A much used expression in Jewish tradition says "because of our sins we were exiled from our land." This expression is religious, but it indicates that the Jews viewed their exile in a self-critical manner. It would have been easy, of course, to blame the Romans and the other nations for their fate. But the Jewish narrative did not do so and viewed both the destruction and exile as deriving, among other things, from the Jews' own actions and shortcomings.

Every nation, especially a defeated one, sees itself as a victim. But most of the nations that were defeated - Germany after World War II is the classic example - also looked at themselves, at their society, values and actions.

Far be it from me to maintain that in 1948 the Jews were "right" and the Arabs were "wrong." What troubles me and other Zionist Israelis wishing to be attentive to the Palestinians' pain and willing to help rectify injustices and accept a historic compromise, is the Palestinians' complete unwillingness to acknowledge that in 1948 they and their leaders made a terrible historic mistake - of both political and moral proportions - by rejecting the international compromise they were offered.

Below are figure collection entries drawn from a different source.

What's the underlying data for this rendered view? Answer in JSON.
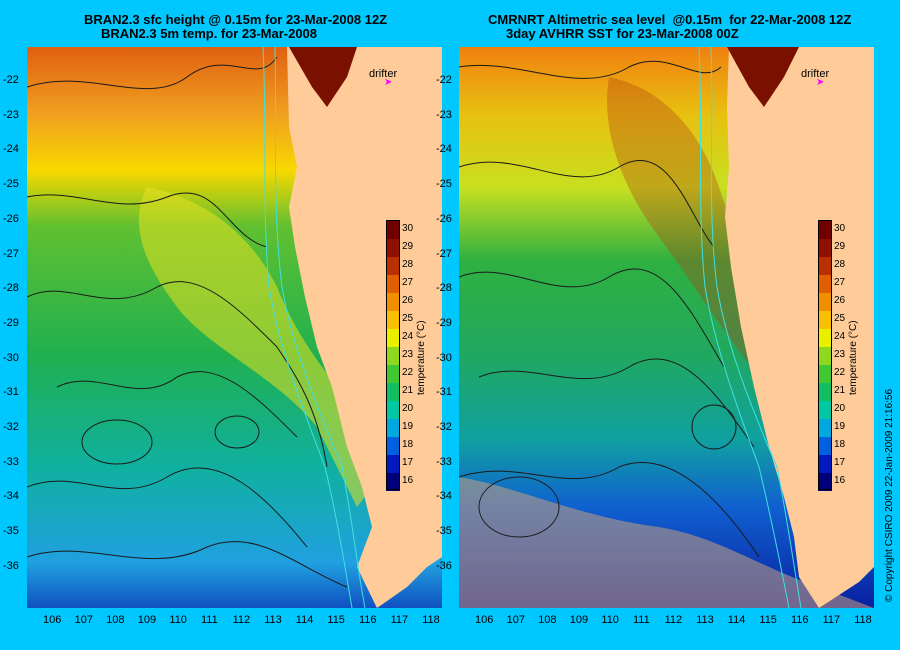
{
  "left_panel": {
    "title_line1": "BRAN2.3 sfc height @ 0.15m for 23-Mar-2008 12Z",
    "title_line2": "BRAN2.3 5m temp. for 23-Mar-2008"
  },
  "right_panel": {
    "title_line1": "CMRNRT Altimetric sea level  @0.15m  for 22-Mar-2008 12Z",
    "title_line2": "3day AVHRR SST for 23-Mar-2008 00Z"
  },
  "legend": {
    "drifter_label": "drifter",
    "drifter_color": "#ff00ff"
  },
  "colorbar": {
    "label": "temperature (°C)",
    "min": 15.5,
    "max": 30.5,
    "ticks": [
      "16",
      "17",
      "18",
      "19",
      "20",
      "21",
      "22",
      "23",
      "24",
      "25",
      "26",
      "27",
      "28",
      "29",
      "30"
    ],
    "colors": [
      "#00007a",
      "#0018c0",
      "#0060e0",
      "#00a8e0",
      "#00c8a0",
      "#10c060",
      "#40c830",
      "#90d820",
      "#e8f000",
      "#f8c000",
      "#f09000",
      "#e06000",
      "#b83000",
      "#901000",
      "#700000"
    ]
  },
  "axes": {
    "lat_ticks": [
      "-22",
      "-23",
      "-24",
      "-25",
      "-26",
      "-27",
      "-28",
      "-29",
      "-30",
      "-31",
      "-32",
      "-33",
      "-34",
      "-35",
      "-36"
    ],
    "lon_ticks": [
      "106",
      "107",
      "108",
      "109",
      "110",
      "111",
      "112",
      "113",
      "114",
      "115",
      "116",
      "117",
      "118"
    ]
  },
  "land_color": "#ffcc99",
  "background_color": "#00c8ff",
  "credit": "© Copyright CSIRO 2009    22-Jan-2009 21:16:56"
}
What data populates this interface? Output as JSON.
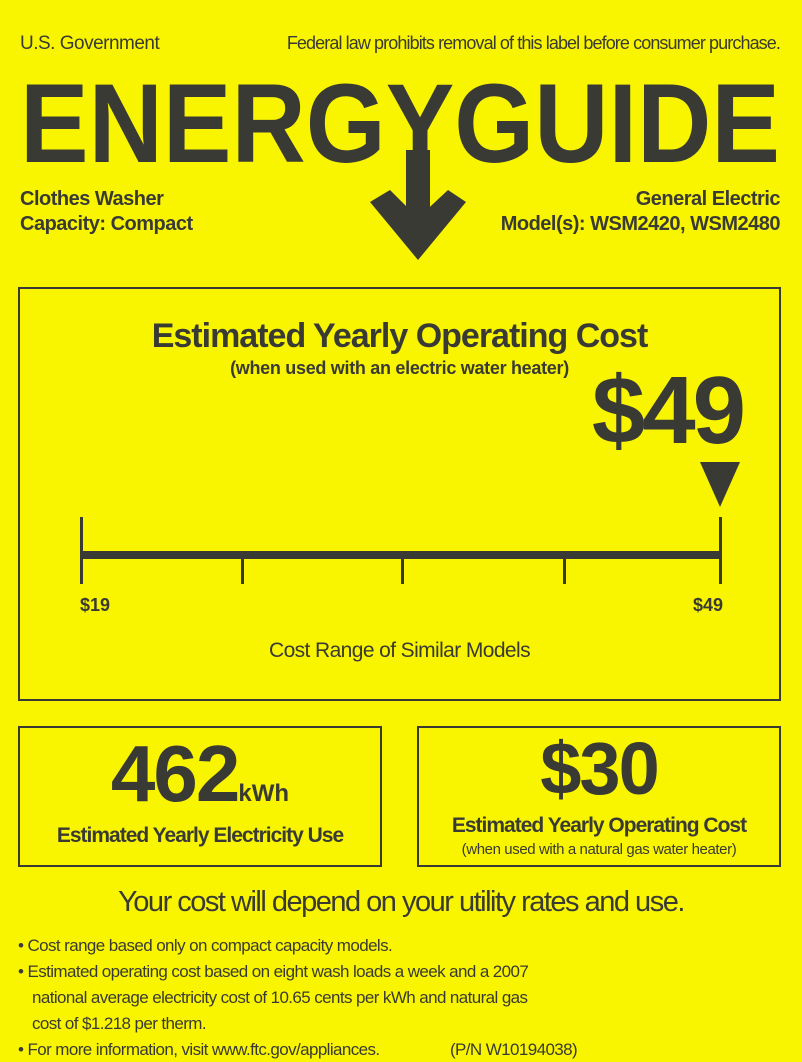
{
  "header": {
    "government": "U.S. Government",
    "notice": "Federal law prohibits removal of this label before consumer purchase.",
    "logo_text": "ENERGYGUIDE",
    "appliance_type": "Clothes Washer",
    "capacity": "Capacity: Compact",
    "manufacturer": "General Electric",
    "models": "Model(s): WSM2420, WSM2480"
  },
  "main_cost": {
    "title": "Estimated Yearly Operating Cost",
    "subtitle": "(when used with an electric water heater)",
    "value": "$49",
    "range_min_label": "$19",
    "range_max_label": "$49",
    "range_min": 19,
    "range_max": 49,
    "marker_value": 49,
    "range_caption": "Cost Range of Similar Models"
  },
  "electricity": {
    "value": "462",
    "unit": "kWh",
    "label": "Estimated Yearly Electricity Use"
  },
  "gas_cost": {
    "value": "$30",
    "label": "Estimated Yearly Operating Cost",
    "sublabel": "(when used with a natural gas water heater)"
  },
  "footer": {
    "headline": "Your cost will depend on your utility rates and use.",
    "bullets": [
      "Cost range based only on compact capacity models.",
      "Estimated operating cost based on eight wash loads a week and a 2007",
      "national average electricity cost of 10.65 cents per kWh and natural gas",
      "cost of  $1.218 per therm.",
      "For more information, visit www.ftc.gov/appliances."
    ],
    "part_number": "(P/N W10194038)"
  },
  "colors": {
    "background": "#f9f500",
    "ink": "#3a3a34"
  }
}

It is for this reason that the Palestinians' customary comparison between the Nakba and the Holocaust is so outrageous. Did the Jews of Germany and Europe declare war on Germany? Were the world's Jews offered a compromise that they rejected? Europe's Jews were murdered by the Nazis because they were Jews. What does that have to do with the Palestinians' decision to refuse the UN's compromise proposal and go to war?

It would not be exaggerated to say that there will be no true compromise between Israel and the Palestinians without a readiness on their part - however minute and partial, for the "truth" is always complex - to admit that they, too, are partly responsible for what happened to them in 1948.

Shlomo Avineri is a professor of political science at Hebrew University of Jerusalem.